UK Uncut is wrong about tax avoidance
The group claims that public sector cuts would be unnecessary if our corporate giants abandoned – perfectly legal – arrangements by which taxes are paid in offshore jurisdictions with low rates. It is claimed that as much as £100 billion is lost annually to the Exchequer by such devices. If this could all be recovered it would be unnecessary to make public spending cuts which will amount over the next few years to around £80 billion.
It does sound appealing to those who think that all public spending, wherever and whatever, is fully justified. Such people are probably a fairly small minority, but of course every possible cut has its vociferous opponents who make common cause against any government attempting to keep a grip on public spending.
However, UK Uncut is not very realistic. For one thing corporation tax is not a major contributor to our tax base. This year it is scheduled to bring in £40 billion or so, a sum which is dwarfed by Income Tax (£150 billion), National Insurance (£100 billion) or VAT (£80 billion). Even if it suddenly doubled – a very optimistic assumption indeed – spending cuts or increases in other taxes would still be necessary.
I have no idea where UK Uncut gets this figure of £100 billion. It resembles those estimates of the size of the shadow economy (cash in hand for builders, cleaners etc) which could probably bring in £50 billion a year if everybody paid their taxes and nothing else changed. In fact it wouldn’t of course: fully taxed, much shadow economy work wouldn’t be worth doing or paying for. The same goes for corporation tax. Economic activity would just switch abroad where most manufacturing and many service industries could easily service the UK market.
Many of the predominantly young protestors see paying maximum tax as some sort of moral responsibility. In a very small closed economy where we were all able to vote on tax levels and public spending they might have a stronger case. In reality tax is arbitrary (look at this week’s announcement about the bank levy), difficult to predict and adopted for blatantly political rather than economic reasons. We are offered no choice of policies before elections. Rates are in many cases probably set above the revenue-maximising level (for instance the 50% income tax band) out of prejudice, spite or plain ignorance. And of course in many cases tax avoidance schemes are made necessary because of potential double taxation where national jurisdictions overlap.
We all avoid tax, often quite unconsciously. If tax on petrol goes up, people drive less. If the duty on a packet of fags goes up, the IEA’s Director General probably cuts down on his wicked habit. Should they public-spiritedly decide to keep on driving and smoking as much as before in order to boost government revenue?

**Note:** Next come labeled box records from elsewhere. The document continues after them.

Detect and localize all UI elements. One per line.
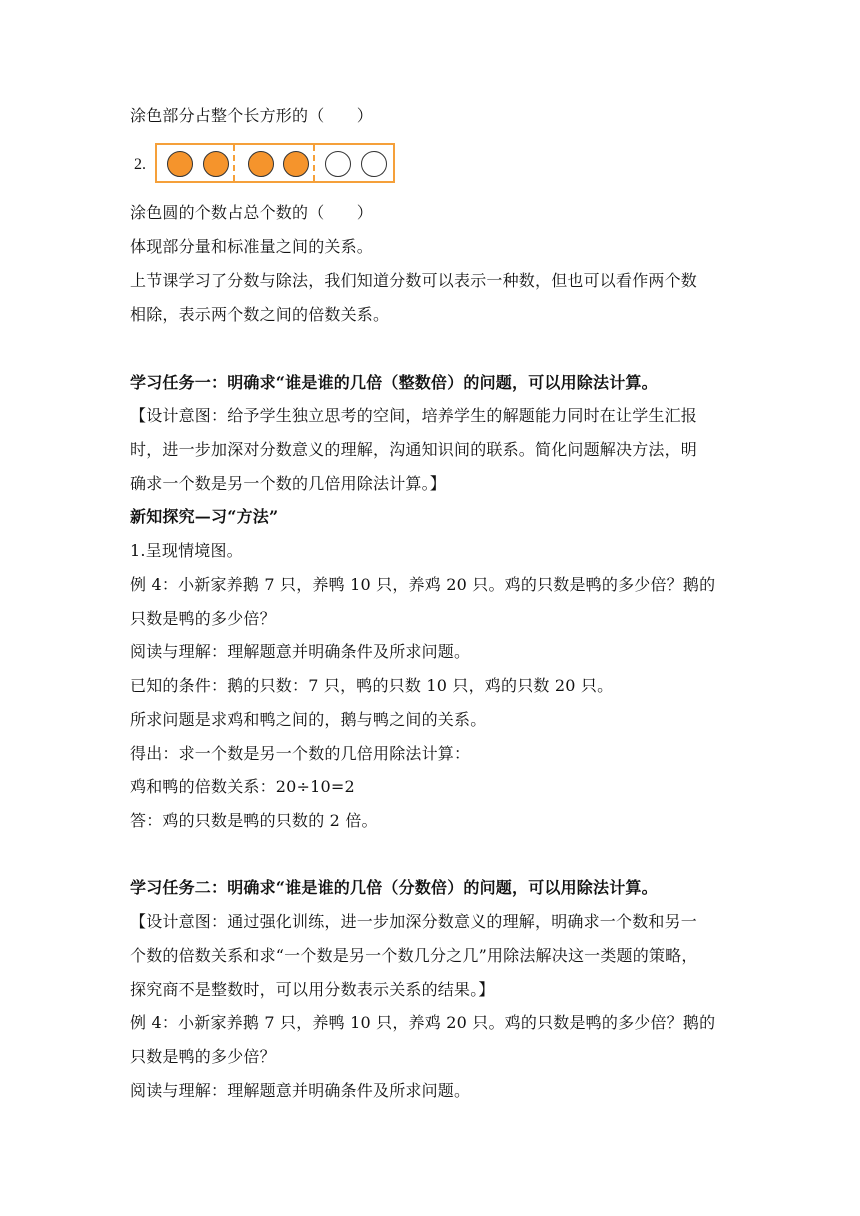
design-intent-2: 【设计意图：通过强化训练，进一步加深分数意义的理解，明确求一个数和另一 — [130, 912, 698, 931]
paragraph-line: 1.呈现情境图。 — [130, 541, 243, 560]
paragraph-line: 阅读与理解：理解题意并明确条件及所求问题。 — [130, 1081, 471, 1100]
example-text: 例 4：小新家养鹅 7 只，养鸭 10 只，养鸡 20 只。鸡的只数是鸭的多少倍？鹅的 — [130, 575, 716, 594]
figure-number: 2. — [134, 156, 146, 173]
paragraph-line: 相除，表示两个数之间的倍数关系。 — [130, 305, 390, 324]
design-intent-1: 时，进一步加深对分数意义的理解，沟通知识间的联系。简化问题解决方法，明 — [130, 440, 698, 459]
task-1-heading: 学习任务一：明确求“谁是谁的几倍（整数倍）的问题，可以用除法计算。 — [130, 373, 658, 392]
example-text: 只数是鸭的多少倍？ — [130, 1047, 276, 1066]
example-text: 例 4：小新家养鹅 7 只，养鸭 10 只，养鸡 20 只。鸡的只数是鸭的多少倍？鹅的 — [130, 1013, 716, 1032]
paragraph-line: 体现部分量和标准量之间的关系。 — [130, 237, 374, 256]
empty-circle — [361, 151, 387, 177]
empty-circle — [325, 151, 351, 177]
section-heading: 新知探究—习“方法” — [130, 507, 279, 526]
design-intent-2: 探究商不是整数时，可以用分数表示关系的结果。】 — [130, 980, 495, 999]
answer-line: 答：鸡的只数是鸭的只数的 2 倍。 — [130, 811, 378, 830]
paragraph-line: 所求问题是求鸡和鸭之间的，鹅与鸭之间的关系。 — [130, 710, 487, 729]
paragraph-line: 阅读与理解：理解题意并明确条件及所求问题。 — [130, 642, 471, 661]
question-2-prompt: 涂色圆的个数占总个数的（ ） — [130, 203, 374, 222]
example-text: 只数是鸭的多少倍？ — [130, 609, 276, 628]
design-intent-2: 个数的倍数关系和求“一个数是另一个数几分之几”用除法解决这一类题的策略， — [130, 946, 698, 965]
filled-circle — [203, 151, 229, 177]
task-2-heading: 学习任务二：明确求“谁是谁的几倍（分数倍）的问题，可以用除法计算。 — [130, 878, 658, 897]
paragraph-line: 得出：求一个数是另一个数的几倍用除法计算： — [130, 744, 471, 763]
question-1-prompt: 涂色部分占整个长方形的（ ） — [130, 106, 374, 125]
design-intent-1: 确求一个数是另一个数的几倍用除法计算。】 — [130, 474, 447, 493]
paragraph-line: 已知的条件：鹅的只数：7 只，鸭的只数 10 只，鸡的只数 20 只。 — [130, 676, 614, 695]
filled-circle — [248, 151, 274, 177]
design-intent-1: 【设计意图：给予学生独立思考的空间，培养学生的解题能力同时在让学生汇报 — [130, 406, 698, 425]
dashed-divider — [313, 145, 315, 181]
circle-figure — [130, 143, 430, 187]
dashed-divider — [233, 145, 235, 181]
filled-circle — [283, 151, 309, 177]
paragraph-line: 鸡和鸭的倍数关系：20÷10=2 — [130, 777, 355, 796]
paragraph-line: 上节课学习了分数与除法，我们知道分数可以表示一种数，但也可以看作两个数 — [130, 271, 698, 290]
filled-circle — [167, 151, 193, 177]
circle-box — [155, 143, 395, 183]
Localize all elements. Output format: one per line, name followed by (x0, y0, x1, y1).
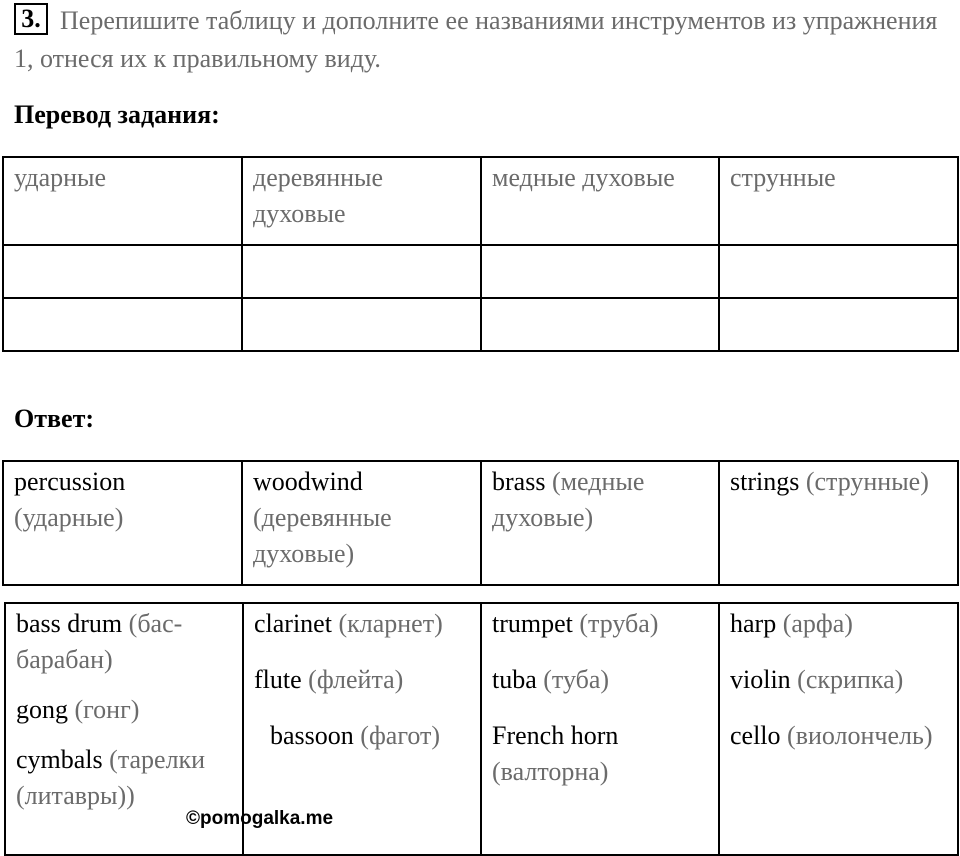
empty-cell (242, 245, 481, 298)
answer-header-ru: (деревянные духовые) (253, 503, 392, 568)
task-instruction (14, 2, 954, 78)
watermark: ©pomogalka.me (186, 808, 334, 829)
empty-cell (481, 298, 719, 351)
answer-header-cell (242, 461, 481, 585)
translation-header-woodwind: деревянные духовые (242, 157, 481, 245)
answer-header-cell (719, 461, 958, 585)
answer-header-en: percussion (14, 467, 126, 496)
task-number: 3. (14, 3, 48, 35)
answer-column-brass (481, 603, 719, 855)
list-item: cymbals (тарелки (литавры)) (16, 745, 206, 810)
answer-header-ru: (струнные) (805, 467, 929, 496)
answer-header-ru: (ударные) (14, 503, 124, 532)
list-item: flute (флейта) (254, 665, 404, 694)
answer-column-strings (719, 603, 958, 855)
answer-header-en: woodwind (253, 467, 363, 496)
empty-cell (481, 245, 719, 298)
translation-header-strings: струнные (719, 157, 958, 245)
answer-header-cell (481, 461, 719, 585)
task-text: Перепишите таблицу и дополните ее названиями инструментов из упражнения 1, отнеся их к правильному виду. (14, 6, 938, 73)
translation-table (2, 156, 959, 352)
list-item: cello (виолончель) (730, 721, 933, 750)
translation-heading: Перевод задания: (14, 100, 220, 129)
empty-cell (3, 298, 242, 351)
list-item: gong (гонг) (16, 695, 140, 724)
answer-header-table (2, 460, 959, 586)
answer-header-en: strings (730, 467, 800, 496)
list-item: trumpet (труба) (492, 609, 659, 638)
answer-header-ru: (медные духовые) (492, 467, 645, 532)
list-item: bass drum (бас-барабан) (16, 609, 183, 674)
answer-header-cell (3, 461, 242, 585)
answer-header-en: brass (492, 467, 546, 496)
translation-header-brass: медные духовые (481, 157, 719, 245)
list-item: French horn (валторна) (492, 721, 619, 786)
table-row (3, 298, 958, 351)
list-item: violin (скрипка) (730, 665, 904, 694)
table-row (5, 603, 958, 855)
answer-items-table (4, 602, 959, 856)
list-item: tuba (туба) (492, 665, 610, 694)
table-row (3, 245, 958, 298)
empty-cell (242, 298, 481, 351)
list-item: clarinet (кларнет) (254, 609, 443, 638)
translation-header-percussion: ударные (3, 157, 242, 245)
empty-cell (719, 298, 958, 351)
list-item: bassoon (фагот) (270, 721, 441, 750)
answer-heading: Ответ: (14, 404, 95, 433)
empty-cell (3, 245, 242, 298)
table-row (3, 157, 958, 245)
list-item: harp (арфа) (730, 609, 853, 638)
empty-cell (719, 245, 958, 298)
table-row (3, 461, 958, 585)
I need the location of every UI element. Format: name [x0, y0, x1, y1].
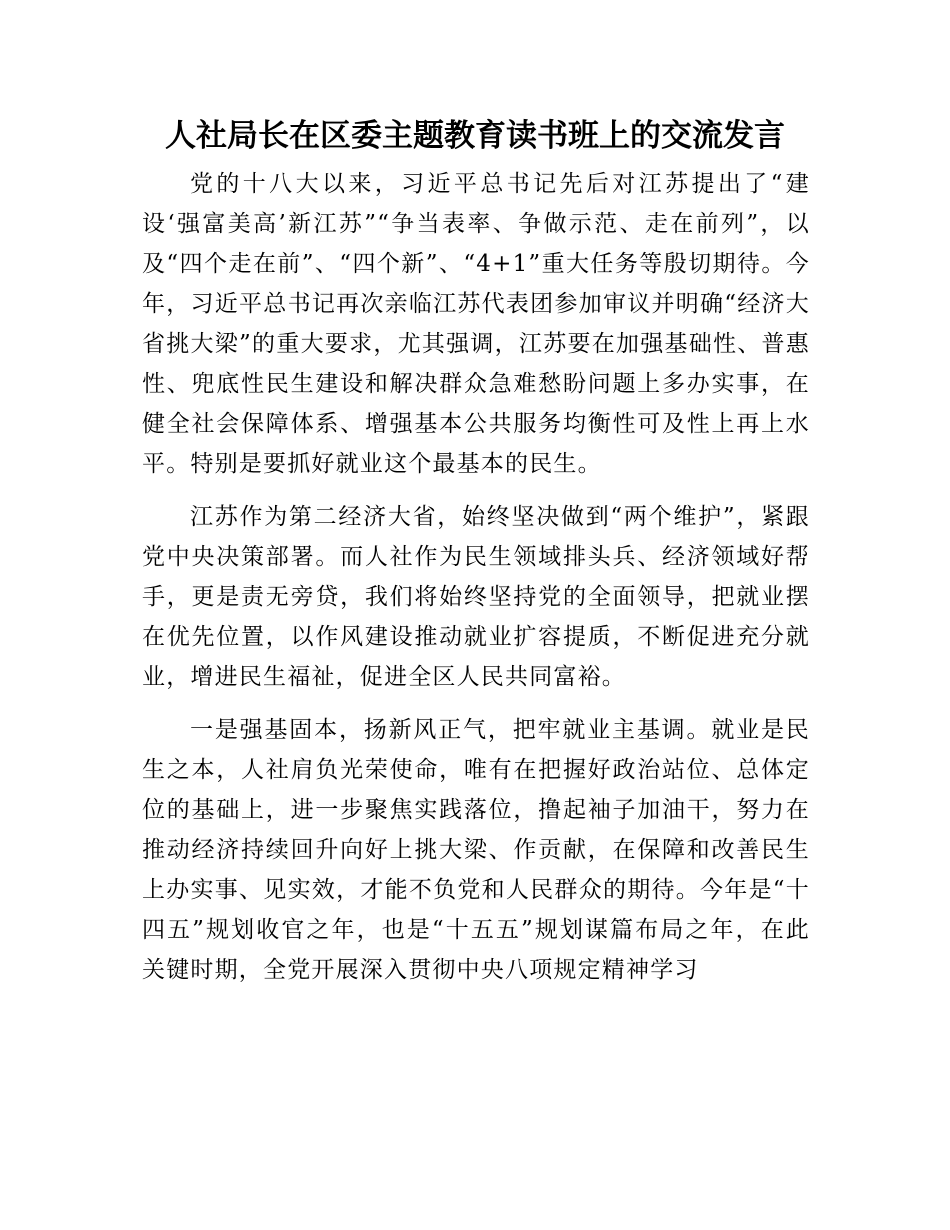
- document-body: [142, 164, 810, 1003]
- document-title: 人社局长在区委主题教育读书班上的交流发言: [165, 118, 785, 154]
- body-paragraph: 江苏作为第二经济大省，始终坚决做到“两个维护”，紧跟党中央决策部署。而人社作为民生领域排头兵、经济领域好帮手，更是责无旁贷，我们将始终坚持党的全面领导，把就业摆在优先位置，以作风建设推动就业扩容提质，不断促进充分就业，增进民生福祉，促进全区人民共同富裕。: [142, 504, 810, 690]
- body-paragraph: 党的十八大以来，习近平总书记先后对江苏提出了“建设‘强富美高’新江苏”“争当表率、争做示范、走在前列”，以及“四个走在前”、“四个新”、“4+1”重大任务等殷切期待。今年，习近平总书记再次亲临江苏代表团参加审议并明确“经济大省挑大梁”的重大要求，尤其强调，江苏要在加强基础性、普惠性、兜底性民生建设和解决群众急难愁盼问题上多办实事，在健全社会保障体系、增强基本公共服务均衡性可及性上再上水平。特别是要抓好就业这个最基本的民生。: [142, 171, 810, 477]
- body-paragraph: 一是强基固本，扬新风正气，把牢就业主基调。就业是民生之本，人社肩负光荣使命，唯有在把握好政治站位、总体定位的基础上，进一步聚焦实践落位，撸起袖子加油干，努力在推动经济持续回升向好上挑大梁、作贡献，在保障和改善民生上办实事、见实效，才能不负党和人民群众的期待。今年是“十四五”规划收官之年，也是“十五五”规划谋篇布局之年，在此关键时期，全党开展深入贯彻中央八项规定精神学习: [142, 717, 810, 983]
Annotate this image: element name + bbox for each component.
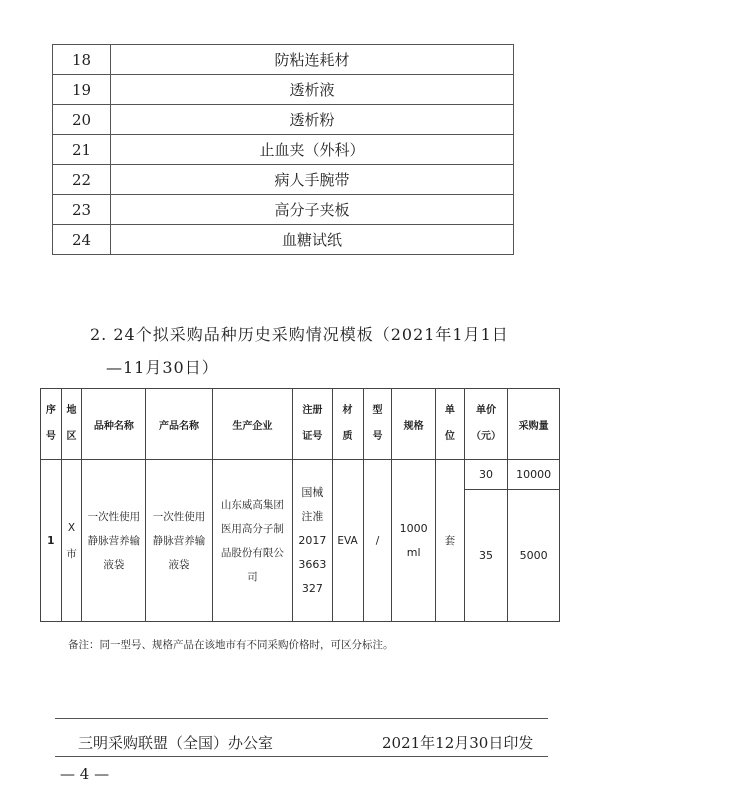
header-material: 材质 bbox=[332, 389, 363, 460]
cell-qty-2: 5000 bbox=[508, 490, 560, 622]
section-heading bbox=[90, 318, 560, 384]
row-number: 24 bbox=[53, 225, 111, 255]
header-variety: 品种名称 bbox=[82, 389, 146, 460]
row-product-name: 透析粉 bbox=[111, 105, 514, 135]
table-row bbox=[41, 460, 560, 490]
purchase-history-table bbox=[40, 388, 560, 622]
table-row bbox=[53, 75, 514, 105]
product-list-table bbox=[52, 44, 514, 255]
header-price: 单价（元） bbox=[464, 389, 507, 460]
row-number: 21 bbox=[53, 135, 111, 165]
cell-region: X市 bbox=[61, 460, 82, 622]
row-product-name: 止血夹（外科） bbox=[111, 135, 514, 165]
cell-model: / bbox=[363, 460, 392, 622]
cell-material: EVA bbox=[332, 460, 363, 622]
cell-product: 一次性使用静脉营养输液袋 bbox=[146, 460, 212, 622]
row-number: 23 bbox=[53, 195, 111, 225]
table-row bbox=[53, 135, 514, 165]
cell-qty-1: 10000 bbox=[508, 460, 560, 490]
row-number: 22 bbox=[53, 165, 111, 195]
cell-spec: 1000ml bbox=[392, 460, 435, 622]
row-product-name: 高分子夹板 bbox=[111, 195, 514, 225]
issue-date: 2021年12月30日印发 bbox=[382, 734, 534, 752]
row-number: 19 bbox=[53, 75, 111, 105]
header-product: 产品名称 bbox=[146, 389, 212, 460]
row-product-name: 病人手腕带 bbox=[111, 165, 514, 195]
row-product-name: 防粘连耗材 bbox=[111, 45, 514, 75]
section-heading-line1: 2. 24个拟采购品种历史采购情况模板（2021年1月1日 bbox=[90, 325, 509, 344]
table-row bbox=[53, 195, 514, 225]
footer-top-rule bbox=[55, 718, 548, 719]
cell-reg-no: 国械注准20173663327 bbox=[293, 460, 332, 622]
header-seq: 序号 bbox=[41, 389, 62, 460]
page-number: — 4 — bbox=[60, 765, 110, 783]
cell-maker: 山东威高集团医用高分子制品股份有限公司 bbox=[212, 460, 293, 622]
cell-price-2: 35 bbox=[464, 490, 507, 622]
header-spec: 规格 bbox=[392, 389, 435, 460]
issuer-name: 三明采购联盟（全国）办公室 bbox=[78, 734, 274, 752]
table-row bbox=[53, 165, 514, 195]
cell-price-1: 30 bbox=[464, 460, 507, 490]
header-unit: 单位 bbox=[435, 389, 464, 460]
table-note: 备注：同一型号、规格产品在该地市有不同采购价格时，可区分标注。 bbox=[68, 639, 394, 651]
header-qty: 采购量 bbox=[508, 389, 560, 460]
row-product-name: 透析液 bbox=[111, 75, 514, 105]
table-row bbox=[53, 105, 514, 135]
header-reg-no: 注册证号 bbox=[293, 389, 332, 460]
table-row bbox=[53, 45, 514, 75]
header-maker: 生产企业 bbox=[212, 389, 293, 460]
cell-seq: 1 bbox=[41, 460, 62, 622]
cell-variety: 一次性使用静脉营养输液袋 bbox=[82, 460, 146, 622]
row-number: 18 bbox=[53, 45, 111, 75]
row-product-name: 血糖试纸 bbox=[111, 225, 514, 255]
footer-bottom-rule bbox=[55, 756, 548, 757]
header-model: 型号 bbox=[363, 389, 392, 460]
cell-unit: 套 bbox=[435, 460, 464, 622]
header-region: 地区 bbox=[61, 389, 82, 460]
header-row bbox=[41, 389, 560, 460]
table-row bbox=[53, 225, 514, 255]
section-heading-line2: —11月30日） bbox=[106, 358, 219, 377]
row-number: 20 bbox=[53, 105, 111, 135]
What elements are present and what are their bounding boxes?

So why should firms pay higher taxes than they need to do? It isn’t company boards’ money to give away, after all. They are custodians of the assets of the shareholders, which will be worth less if, in a fit of misguided generosity, excessive tax is paid. This means that pension funds and other financial intermediaries will be able to return less to millions of ordinary people who have not been consulted about their munificence. My 90-year-old parents oop north would suffer to keep open Arts Centres in Islington or support Diversity Officers in Hackney.
We need to reform the tax system urgently. Part of this would be a fundamental rethink on corporate taxation which would obviate the need for some of the admittedly bizarre arrangements which UK Uncut are highlighting. But we would still need to have a downsizing of the role of state spending which the coalition, to its credit, has at least made a start on.